Pero la catastroika no solo supone un asalto a los derechos sociales y a los servicios públicos. Cada vuelta de tuerca en los ajustes sociales entraña una nueva restricción a las libertades civiles, políticas y sindicales que se alzan contra los mismos. El desmantelamiento del Estado social no es solo una cuestión económica. Es una vía vertiginosa a la erosión del principio democrático y del Estado de derecho. Que este proceso pueda conducir a alguna variante de dictadura es todo menos una quimera. Ahí está el ejemplo del Chile de Pinochet. En Estados Unidos y Europa no parece haberse llegado a esos extremos. Pero si se atiende a la creciente criminalización de la protesta, al aliento de la xenofobia, al reforzamiento del Estado de policía y a la militarización, incluso, del espacio público, el horizonte es inquietante.

¿Cómo evitar, en este contexto, que la ya deteriorada democracia no acabe devorada por la insaciable deudocracia? ¿Cómo sortear la pendiente perversa que conduce a la catastroika de la privatización, la precarización laboral y el vaciamiento de las libertades públicas? El documental griego no duda en señalar una prioridad: detener el perverso chantaje que pide más ajustes, más rescates y nuevos recortes. Y para eso propone un camino: remover la opacidad con la que funciona este mecanismo. Dejar claro el origen, la composición y las condiciones de reproducción de la deuda. Deslindar la pública de la privada. Distinguir la deuda de las familias de aquella generada por operaciones financieras (o inmobiliarias, como en el caso español) claramente fraudulentas. Y rechazar aquellos pagos cuya ilegitimidad no pueda probarse.

Si se piensa en la impunidad con que se están tratando fenómenos con fuertes indicios delictivos como el de Bankia, la propuesta puede parecer utópica. Lo cierto, sin embargo, es que ocupó un papel central en países que experimentaron colapsos financieros similares a los de la eurozona como Ecuador o Argentina. En ellos, la sociedad civil, los movimientos sociales, presionaron para que la deuda de sus países –o al menos una parte de ella– fuera considerada “odiosa”. La Unión Europea atenazada por los intereses de la gran banca alemana parece lejos de este escenario. Pero algunas experiencias indican el camino.
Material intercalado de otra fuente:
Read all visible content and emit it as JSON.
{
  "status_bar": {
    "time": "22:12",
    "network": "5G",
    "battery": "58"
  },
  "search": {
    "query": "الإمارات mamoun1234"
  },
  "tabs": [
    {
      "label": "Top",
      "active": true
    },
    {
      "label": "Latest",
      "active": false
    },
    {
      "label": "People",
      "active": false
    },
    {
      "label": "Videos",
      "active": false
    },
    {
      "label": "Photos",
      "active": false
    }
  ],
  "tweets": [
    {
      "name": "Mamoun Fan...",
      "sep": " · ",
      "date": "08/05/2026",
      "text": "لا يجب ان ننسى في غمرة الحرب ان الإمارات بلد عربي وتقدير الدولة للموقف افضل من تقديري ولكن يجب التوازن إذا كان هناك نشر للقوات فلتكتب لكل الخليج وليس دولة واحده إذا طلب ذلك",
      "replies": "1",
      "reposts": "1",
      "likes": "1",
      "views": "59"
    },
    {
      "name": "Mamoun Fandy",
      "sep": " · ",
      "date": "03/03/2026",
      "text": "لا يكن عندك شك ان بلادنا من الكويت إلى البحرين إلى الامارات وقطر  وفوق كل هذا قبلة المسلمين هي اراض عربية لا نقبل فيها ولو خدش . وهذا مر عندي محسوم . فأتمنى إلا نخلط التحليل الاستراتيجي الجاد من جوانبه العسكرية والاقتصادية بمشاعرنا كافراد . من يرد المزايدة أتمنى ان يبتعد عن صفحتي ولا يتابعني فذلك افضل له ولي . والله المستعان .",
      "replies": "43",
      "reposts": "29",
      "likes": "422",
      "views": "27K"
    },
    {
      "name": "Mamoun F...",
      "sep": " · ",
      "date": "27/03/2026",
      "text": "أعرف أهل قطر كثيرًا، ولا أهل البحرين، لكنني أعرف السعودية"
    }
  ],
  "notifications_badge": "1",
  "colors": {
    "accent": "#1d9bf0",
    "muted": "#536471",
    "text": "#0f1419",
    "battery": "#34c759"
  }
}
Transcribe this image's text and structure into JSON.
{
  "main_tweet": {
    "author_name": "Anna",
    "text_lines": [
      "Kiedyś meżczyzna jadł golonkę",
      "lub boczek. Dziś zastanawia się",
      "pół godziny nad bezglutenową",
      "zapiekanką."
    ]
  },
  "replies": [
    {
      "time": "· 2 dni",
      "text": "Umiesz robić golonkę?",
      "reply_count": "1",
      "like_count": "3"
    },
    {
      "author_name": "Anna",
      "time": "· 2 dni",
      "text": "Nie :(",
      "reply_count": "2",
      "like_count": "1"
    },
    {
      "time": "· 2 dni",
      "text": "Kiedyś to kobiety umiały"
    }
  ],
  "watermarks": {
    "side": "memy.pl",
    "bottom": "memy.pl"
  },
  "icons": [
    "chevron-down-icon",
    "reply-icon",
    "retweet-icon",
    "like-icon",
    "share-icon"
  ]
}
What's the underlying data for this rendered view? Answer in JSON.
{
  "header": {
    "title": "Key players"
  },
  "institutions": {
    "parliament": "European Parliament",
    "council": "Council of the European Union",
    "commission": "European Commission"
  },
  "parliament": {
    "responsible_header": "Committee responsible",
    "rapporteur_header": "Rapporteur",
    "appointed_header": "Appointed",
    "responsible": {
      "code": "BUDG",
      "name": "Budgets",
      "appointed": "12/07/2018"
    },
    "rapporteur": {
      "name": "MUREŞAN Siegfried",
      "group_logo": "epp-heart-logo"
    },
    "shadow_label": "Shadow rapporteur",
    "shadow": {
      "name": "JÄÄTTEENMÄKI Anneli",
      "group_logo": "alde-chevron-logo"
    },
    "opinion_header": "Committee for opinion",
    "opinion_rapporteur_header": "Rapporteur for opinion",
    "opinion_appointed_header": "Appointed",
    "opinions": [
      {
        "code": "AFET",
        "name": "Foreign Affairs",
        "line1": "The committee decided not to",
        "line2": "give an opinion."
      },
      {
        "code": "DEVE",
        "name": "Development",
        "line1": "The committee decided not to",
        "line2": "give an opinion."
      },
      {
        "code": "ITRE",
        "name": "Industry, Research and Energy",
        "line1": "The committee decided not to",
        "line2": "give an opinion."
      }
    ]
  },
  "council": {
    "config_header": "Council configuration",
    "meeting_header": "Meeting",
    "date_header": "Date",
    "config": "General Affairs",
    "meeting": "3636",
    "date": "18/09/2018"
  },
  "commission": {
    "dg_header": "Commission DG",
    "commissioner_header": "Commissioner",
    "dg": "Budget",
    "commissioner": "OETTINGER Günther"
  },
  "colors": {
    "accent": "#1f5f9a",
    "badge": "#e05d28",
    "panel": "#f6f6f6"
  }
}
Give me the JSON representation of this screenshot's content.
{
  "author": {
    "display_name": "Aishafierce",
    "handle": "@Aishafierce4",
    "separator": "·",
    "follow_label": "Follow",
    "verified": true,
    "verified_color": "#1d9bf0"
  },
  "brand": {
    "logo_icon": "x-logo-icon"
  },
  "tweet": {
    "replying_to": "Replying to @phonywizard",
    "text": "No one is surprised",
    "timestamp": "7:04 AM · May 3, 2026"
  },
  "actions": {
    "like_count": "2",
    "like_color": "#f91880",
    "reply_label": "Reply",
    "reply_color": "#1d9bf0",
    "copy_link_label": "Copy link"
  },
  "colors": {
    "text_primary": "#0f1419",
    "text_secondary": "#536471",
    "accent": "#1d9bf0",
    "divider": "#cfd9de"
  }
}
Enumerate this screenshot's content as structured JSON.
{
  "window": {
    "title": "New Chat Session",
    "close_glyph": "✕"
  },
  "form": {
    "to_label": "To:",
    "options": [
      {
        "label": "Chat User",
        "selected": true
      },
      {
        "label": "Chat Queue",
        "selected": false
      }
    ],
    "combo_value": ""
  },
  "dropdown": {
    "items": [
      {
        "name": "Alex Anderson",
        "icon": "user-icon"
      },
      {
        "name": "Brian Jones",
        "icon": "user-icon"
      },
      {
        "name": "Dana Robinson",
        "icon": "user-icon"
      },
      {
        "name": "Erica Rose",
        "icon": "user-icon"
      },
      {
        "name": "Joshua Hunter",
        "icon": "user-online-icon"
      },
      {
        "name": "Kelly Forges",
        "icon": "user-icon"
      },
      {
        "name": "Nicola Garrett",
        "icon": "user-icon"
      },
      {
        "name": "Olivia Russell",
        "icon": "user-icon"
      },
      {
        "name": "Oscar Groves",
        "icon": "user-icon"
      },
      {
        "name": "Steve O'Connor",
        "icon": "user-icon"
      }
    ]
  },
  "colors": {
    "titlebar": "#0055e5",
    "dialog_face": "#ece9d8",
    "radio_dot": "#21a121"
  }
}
En Islandia, la población impuso un referéndum para no pagar la deuda generada por unas pocas entidades financieras. Y consiguió sentar en el banquillo a algunos banqueros y políticos. En Grecia, los movimientos sociales y sindicales griegos han impulsado un comité de auditoría de la deuda. ATTAC y otras organizaciones sociales están proponiendo que estos comités se expandan por toda Europa. Rechazar la deuda ilegítima, escalonar el pago del resto y revertir las regresivas políticas fiscales y de privatización hoy en marcha es fundamental para frenar el colapso social que se avecina. Porque lo que está en juego no es sólo la supervivencia de algunos derechos sociales básicos. Es la disputa entre democracia y deutocracia, entre democracia y catastroika. O, como dicen los indignados, entre la libertad real, para todos, o la servidumbre indefinida a manos de un puñado de poderes financieros y económicos y de sus intermediarios políticos.